Covid, lo studio rivela: «Il contagio in Val Seriana è stato favorito dai geni dell’Uomo di Neanderthal»

I risultati, frutto del lavoro dei ricercatori dell’Istituto Mario Negri, sono stati presentati oggi in un convegno ospitato dalla Regione Lombardia

Esisterebbe un legame tra la diffusione del Covid in Val Seriana e alcuni geni che risalgono all’Uomo di Neanderthal. È quanto emerge dallo studio di popolazione condotto per due anni dai ricercatori dell’Istituto Mario Negri, presentato oggi nel corso di un convegno ospitato dal Presidente di Regione Lombardia Attilio Fontana, come riporta il Corriere della Sera. La ricerca è stata pubblicata sulla rivista iScience, e si è focalizzata sulla provincia di Bergamo, epicentro della pandemia: in quell’area, i residenti con una particolare regione del genoma umano erano più esposti al rischio di essere contagiati, e di ammalarsi in forma grave. A partecipare sono state, nello specifico, 9.733 persone di Bergamo e provincia. Da questo ampio campione sono stati poi selezionati 1.200 individui, tutti nati in zona, divisi in tre gruppi omogenei per caratteristiche e fattori di rischio. Ed è emerso che coloro che avevano superato una forma grave di malattia avevano più frequentemente parenti di primo grado morti per il virus: questo ha denunciato l’influenza della genetica sulla gravità della malattia. Successivamente, i campioni di Dna sono stati analizzati mediante un Dna microarray, una tecnologia in grado di leggere centinaia di migliaia di variazioni (polimorfismi) su tutto il genoma.


«Un eccesso di risposta immune»

«I risultati dello studio – ha spiegato Marina Noris, Responsabile del Centro di genomica umana dell’Istituto Mario Negri, secondo quanto riporta ancora il Corriere – dimostrano che chi è stato esposto al virus ed è portatore dell’aplotipo di Neanderthal aveva più del doppio del rischio di sviluppare Covid grave (polmonite), quasi tre volte in più il rischio di aver bisogno di terapia intensiva e un rischio ancora maggiore di aver bisogno di ventilazione meccanica rispetto ai soggetti che non hanno questo aplotipo». Giuseppe Remuzzi, direttore dell’Istituto Mario Negri, ha commentato: «La cosa sensazionale è che 3 dei 6 geni che si associano a questo rischio sono arrivati alla popolazione moderna dai Neanderthal, in particolare dal genoma di Vindija che risale a 50 mila anni fa ed è stato trovato in Croazia. Una volta forse proteggeva i Neanderthal dalle infezioni, adesso però causa un eccesso di risposta immune che non solo non ci protegge ma ci espone a una malattia più severa. Le vittime del cromosoma di Neanderthal nel mondo sono forse 1 milione e potrebbero essere proprio quelle che, in assenza di altre cause, muoiono per una predisposizione genetica».

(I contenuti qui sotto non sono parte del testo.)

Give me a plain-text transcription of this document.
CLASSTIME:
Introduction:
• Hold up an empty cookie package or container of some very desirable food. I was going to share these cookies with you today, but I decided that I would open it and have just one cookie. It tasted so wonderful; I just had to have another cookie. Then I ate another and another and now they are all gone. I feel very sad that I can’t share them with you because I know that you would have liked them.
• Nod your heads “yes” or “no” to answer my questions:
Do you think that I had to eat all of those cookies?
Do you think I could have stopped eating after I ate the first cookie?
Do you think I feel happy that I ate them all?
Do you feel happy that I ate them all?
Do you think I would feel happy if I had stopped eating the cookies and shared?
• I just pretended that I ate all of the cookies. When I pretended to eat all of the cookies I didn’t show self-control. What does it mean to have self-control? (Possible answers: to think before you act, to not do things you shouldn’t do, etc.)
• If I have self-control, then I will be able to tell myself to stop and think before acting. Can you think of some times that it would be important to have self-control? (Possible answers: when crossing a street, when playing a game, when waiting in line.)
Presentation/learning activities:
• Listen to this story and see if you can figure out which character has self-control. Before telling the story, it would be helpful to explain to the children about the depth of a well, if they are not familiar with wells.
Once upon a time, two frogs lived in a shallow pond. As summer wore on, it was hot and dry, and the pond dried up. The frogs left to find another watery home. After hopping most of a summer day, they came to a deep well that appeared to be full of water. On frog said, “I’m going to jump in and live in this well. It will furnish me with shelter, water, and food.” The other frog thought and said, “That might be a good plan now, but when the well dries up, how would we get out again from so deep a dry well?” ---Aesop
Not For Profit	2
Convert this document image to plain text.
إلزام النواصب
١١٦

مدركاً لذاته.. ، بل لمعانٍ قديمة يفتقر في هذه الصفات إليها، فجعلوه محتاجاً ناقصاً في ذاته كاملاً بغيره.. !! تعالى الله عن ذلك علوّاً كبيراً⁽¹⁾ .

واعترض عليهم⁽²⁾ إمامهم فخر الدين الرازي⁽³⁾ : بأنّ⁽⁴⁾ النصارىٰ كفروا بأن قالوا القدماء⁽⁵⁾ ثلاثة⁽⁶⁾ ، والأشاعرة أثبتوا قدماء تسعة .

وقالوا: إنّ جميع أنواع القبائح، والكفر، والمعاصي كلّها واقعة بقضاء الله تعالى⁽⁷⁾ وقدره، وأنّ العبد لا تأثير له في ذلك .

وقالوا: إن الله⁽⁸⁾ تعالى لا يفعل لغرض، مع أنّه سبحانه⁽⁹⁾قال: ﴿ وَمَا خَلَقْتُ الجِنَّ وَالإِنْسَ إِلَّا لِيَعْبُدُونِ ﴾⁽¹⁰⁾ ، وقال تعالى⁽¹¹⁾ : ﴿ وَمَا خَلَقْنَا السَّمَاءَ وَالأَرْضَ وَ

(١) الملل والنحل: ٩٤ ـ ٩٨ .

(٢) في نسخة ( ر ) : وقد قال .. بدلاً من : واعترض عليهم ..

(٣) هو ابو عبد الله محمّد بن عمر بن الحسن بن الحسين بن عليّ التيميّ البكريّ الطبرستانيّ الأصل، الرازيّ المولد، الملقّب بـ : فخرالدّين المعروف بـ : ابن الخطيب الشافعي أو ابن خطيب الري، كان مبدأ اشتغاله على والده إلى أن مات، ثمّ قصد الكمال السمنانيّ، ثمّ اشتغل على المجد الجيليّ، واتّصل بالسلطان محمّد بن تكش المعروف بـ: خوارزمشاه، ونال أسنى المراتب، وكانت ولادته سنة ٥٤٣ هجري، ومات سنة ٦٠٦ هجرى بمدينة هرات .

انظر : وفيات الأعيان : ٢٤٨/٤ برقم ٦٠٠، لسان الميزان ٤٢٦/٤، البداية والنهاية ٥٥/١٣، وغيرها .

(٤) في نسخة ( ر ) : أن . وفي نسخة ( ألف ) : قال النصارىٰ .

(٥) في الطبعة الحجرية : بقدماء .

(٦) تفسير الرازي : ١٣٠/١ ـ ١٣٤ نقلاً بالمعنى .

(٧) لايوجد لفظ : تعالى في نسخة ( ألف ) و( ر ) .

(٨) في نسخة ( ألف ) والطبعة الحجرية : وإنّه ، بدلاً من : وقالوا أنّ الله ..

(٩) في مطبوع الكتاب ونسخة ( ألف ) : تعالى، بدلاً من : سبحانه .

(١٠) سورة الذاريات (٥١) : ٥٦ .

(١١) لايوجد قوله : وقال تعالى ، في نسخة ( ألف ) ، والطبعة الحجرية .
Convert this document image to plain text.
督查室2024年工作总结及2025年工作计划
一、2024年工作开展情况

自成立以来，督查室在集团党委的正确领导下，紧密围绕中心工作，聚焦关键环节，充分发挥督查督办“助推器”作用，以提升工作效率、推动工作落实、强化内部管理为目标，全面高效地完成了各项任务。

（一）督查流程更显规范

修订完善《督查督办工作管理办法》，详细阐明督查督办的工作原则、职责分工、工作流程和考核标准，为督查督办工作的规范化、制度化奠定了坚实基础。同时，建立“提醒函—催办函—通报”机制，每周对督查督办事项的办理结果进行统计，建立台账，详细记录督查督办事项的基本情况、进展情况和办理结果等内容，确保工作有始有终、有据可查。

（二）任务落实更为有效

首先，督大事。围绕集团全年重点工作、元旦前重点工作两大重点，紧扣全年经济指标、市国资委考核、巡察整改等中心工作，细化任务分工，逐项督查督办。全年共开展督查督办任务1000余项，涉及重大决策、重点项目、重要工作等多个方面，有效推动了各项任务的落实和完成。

«Informazioni eccezionali»

L’assessore regionale al Welfare Guido Bertolaso ha definito queste informazioni «in prima battuta davvero eccezionali», ed ha affermato che «è un privilegio avere in anteprima notizie di carattere mondiale». «Potremmo avere in futuro strumenti per proteggere categorie più a rischio, come appunto chi viene da Neanderthal. La ricerca ci permette di potere programmare. Il fascino dei nostri tempi è quello di avere, grazie alla genetica, risposte che mai nessuno è riuscito a raggiungere», ha aggiunto. L’entusiasmo risuona anche nelle parole del presidente della Regione Attilio Fontana: «Lo studio apre una via interessante per meglio conoscere il Covid, anche se non dà risposte definitive. Con Remuzzi mi sono confrontato tante volte, mi disse che stava conducendo studi e ricerche che evidenziava la presenza di undici malati già nel 2019 e la componente genetica. Ho aderito alle sue proposte con entusiasmo, e lo studio ora ci dice cose importanti». «È un passo importante per capire cos’è accaduto e interpretare ciò che potrà succedere in futuro», ha concluso Fontana.